Love, not loathe, your competitor

How can you be fiercely competitive and still be family? Andrew and Alexei highlighted key aspects of what drove two companies operating in the same competitive space to work collaboratively to make a business that would be better and bigger. Mitral regurgitation and development of valves are problems that have been studied extensively for 50-60 years. Neovasc had been involved in the development and manufacture of transcatheter  valves since before 2008 and had received interest from a number of people in the mitral space. Twelve at this time was examining the problem from a different lens of “How do we get an implant to the mitral annulus, how do we get it to stay there, and how do we get it to seal?” When introduced, the two teams had never heard of the other, and although initially wary, a business contract was drawn. Neovasc was Twelve’s supplier for the tissue and design and manufacture of certain components of the valve. Twelve had the delivery and fixation system. Both companies were crucial to the success of a product for mitral replacement and each one recognized the other had a strong asset that complemented their own. So instead of dismissing competition or engaging in confrontation, both which can be fatal mistakes, they chose to keep open communication, develop trust, and work together.  As Alexei describes it, “You always go into business with people you respect. Competitors should always be assessed on each other’s strengths rather than pitting against their weaknesses.” For two guys who should have been bitter competitors, secretive about their development, and fighting to be the first to reach the end; they figured out a way to work together focusing primarily on the end goal and not whose design won. As Andrew puts it, “When you focus on why you are in this business and when that answer is to help people, you solve all problems that come your way together.”

The Acquisition

After completing three human cases, Twelve started receiving acquisition inquires. This really surprised the team because not only are acquisitions at the early clinical stage very rare in medtech, but also because their early clinical results had shown some difficult patient outcomes. However, the market demand to have an asset in the mitral space after the aortic space’s success drove the interest. And at that time, there was a scarcity of companies with promising technologies in this space. Instead of taking the first acquisition offer that came its way, Twelve raised another investment round and decided to take the product further down the development line. They maintained an open and trustworthy relationship with all potential acquirers, essentially following the number one rule of acquisition of getting firms to compete against each other, and when the time came to make a decision, they were all ready. Andrew accredits Twelve’s success to “working on a large unmet clinical need in an established market with a great team of people”. To speak to their success, only  one engineer has left the team 18 months since the acquisition.

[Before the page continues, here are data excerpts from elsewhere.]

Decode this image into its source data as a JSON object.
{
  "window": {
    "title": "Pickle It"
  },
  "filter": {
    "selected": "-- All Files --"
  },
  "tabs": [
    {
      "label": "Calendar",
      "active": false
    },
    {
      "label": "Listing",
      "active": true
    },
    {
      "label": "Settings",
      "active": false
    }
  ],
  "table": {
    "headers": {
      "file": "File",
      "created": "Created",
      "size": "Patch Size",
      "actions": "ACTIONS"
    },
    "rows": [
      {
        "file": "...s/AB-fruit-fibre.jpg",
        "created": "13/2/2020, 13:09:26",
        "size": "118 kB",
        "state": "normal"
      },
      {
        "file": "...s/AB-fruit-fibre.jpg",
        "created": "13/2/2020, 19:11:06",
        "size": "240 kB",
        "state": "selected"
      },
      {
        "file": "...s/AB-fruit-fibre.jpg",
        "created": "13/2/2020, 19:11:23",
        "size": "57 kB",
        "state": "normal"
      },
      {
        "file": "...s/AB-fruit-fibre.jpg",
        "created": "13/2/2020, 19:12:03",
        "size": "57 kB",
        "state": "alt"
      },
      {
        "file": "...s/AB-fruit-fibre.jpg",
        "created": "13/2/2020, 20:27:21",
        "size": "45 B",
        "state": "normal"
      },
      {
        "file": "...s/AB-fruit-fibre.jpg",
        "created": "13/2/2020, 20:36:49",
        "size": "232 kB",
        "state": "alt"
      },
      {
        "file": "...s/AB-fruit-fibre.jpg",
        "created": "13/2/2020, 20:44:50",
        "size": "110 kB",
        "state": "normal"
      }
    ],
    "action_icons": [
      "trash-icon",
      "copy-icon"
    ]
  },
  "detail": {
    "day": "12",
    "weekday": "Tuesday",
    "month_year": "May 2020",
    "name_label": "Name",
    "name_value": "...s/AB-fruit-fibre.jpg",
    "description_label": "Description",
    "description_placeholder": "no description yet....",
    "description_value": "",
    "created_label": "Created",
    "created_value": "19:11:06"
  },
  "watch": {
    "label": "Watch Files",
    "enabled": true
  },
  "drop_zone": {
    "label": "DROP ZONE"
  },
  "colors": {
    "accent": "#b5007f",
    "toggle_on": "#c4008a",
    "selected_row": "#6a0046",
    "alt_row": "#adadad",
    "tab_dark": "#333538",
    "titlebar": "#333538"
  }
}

As parting words of advice from moderator Hank, “If you are after a big idea that you think a VC will never fund because it will cost $100 million, look to the success of Twelve and their efficient management. They spent $35 million and addressed a need in a competitive market by bringing in early clinical data, enough to move the needle for Medtronic.”

We thank the panelists for their wise words and insights. As young entrepreneurs, we take them to heart and hope to learn from them as we work towards creating the future products of medtech.

Shaili Sharma, PhD is the 2016-2017 Cottrell Endowed Innovation Fellow.